Depression is painful. It eats you up inside.

We're all on a journey. Sometimes we feel that we have "arrived." Millions of people live with chronic pain and all its daily repercussions. It takes a certain kind of courage to live this way and try to live a productive life. These people live with depression, pain, and isolation. I am attempting to explain how I allowed my life to descend into pain and pick up again and reclaim life. I share with you my story because in some way, there is a wide-range connection between all of us.

I was sad because I was invisible.
I was convinced that life is a constant series of disappointments.
I was sad because I was scared of everything.
I was sad because everything is an obstacle, and I cannot see it any other way.
I feel guilty because I have no 9-5 job to go to.
I walk with the constant pain of so much wasted potential, and the conviction that life and times were passing me by.
I was drowning in the past, and could not see anything of pleasure or success in the future.

Please copy and paste to your browser where I was:

http://www.youtube.com/watch?v=M8bIEOrTG3k

Eventually the darkness lifts and I return to my own special version of normal, forgetting for a time what it was like to spiral down until a Black Day, comes around again.
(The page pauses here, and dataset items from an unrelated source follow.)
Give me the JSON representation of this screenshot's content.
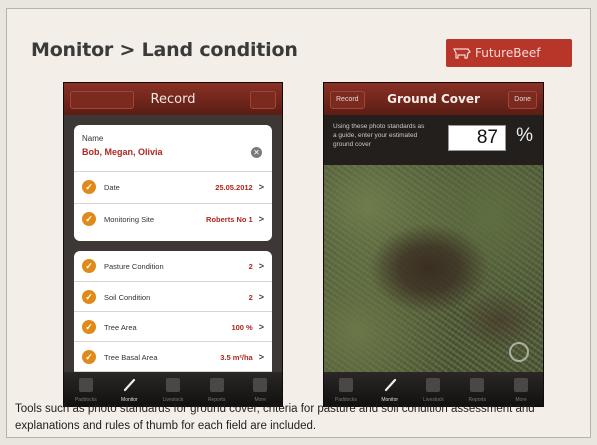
{
  "slide": {
    "title": "Monitor > Land condition",
    "logo_text": "FutureBeef",
    "caption": "Tools such as photo standards for ground cover, criteria for pasture and soil condition assessment and explanations and rules of thumb for each field are included."
  },
  "left_phone": {
    "nav": {
      "back_label": "",
      "title": "Record",
      "right_label": ""
    },
    "name_label": "Name",
    "name_value": "Bob, Megan, Olivia",
    "card1_rows": [
      {
        "label": "Date",
        "value": "25.05.2012"
      },
      {
        "label": "Monitoring Site",
        "value": "Roberts No 1"
      }
    ],
    "card2_rows": [
      {
        "label": "Pasture Condition",
        "value": "2"
      },
      {
        "label": "Soil Condition",
        "value": "2"
      },
      {
        "label": "Tree Area",
        "value": "100 %"
      },
      {
        "label": "Tree Basal Area",
        "value": "3.5 m²/ha"
      }
    ],
    "tabs": [
      "Paddocks",
      "Monitor",
      "Livestock",
      "Reports",
      "More"
    ]
  },
  "right_phone": {
    "nav": {
      "back_label": "Record",
      "title": "Ground Cover",
      "right_label": "Done"
    },
    "info_text": "Using these photo standards as a guide, enter your estimated ground cover",
    "percent_value": "87",
    "percent_sign": "%",
    "tabs": [
      "Paddocks",
      "Monitor",
      "Livestock",
      "Reports",
      "More"
    ]
  },
  "colors": {
    "accent": "#b1261e",
    "nav": "#7a2a1f",
    "check": "#e08a1a"
  }
}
Just when I feel that I'm making real progress in my life it happens again, and I can't remember or imagine ever feeling well. I decided that it might help to keep a written record of my "episodes," both to validate my experience in my own mind and perhaps offer patterns and clues that might help the next person. I thought that I would post these accounts; I’m thinking that releasing my experience into a blog-world might help dilute its power.

In all the stops and starts of life, one thing is certain: The choices we make along the way greatly affect the journey's outcome. And the most important choice we will ever make is about our relationship with God.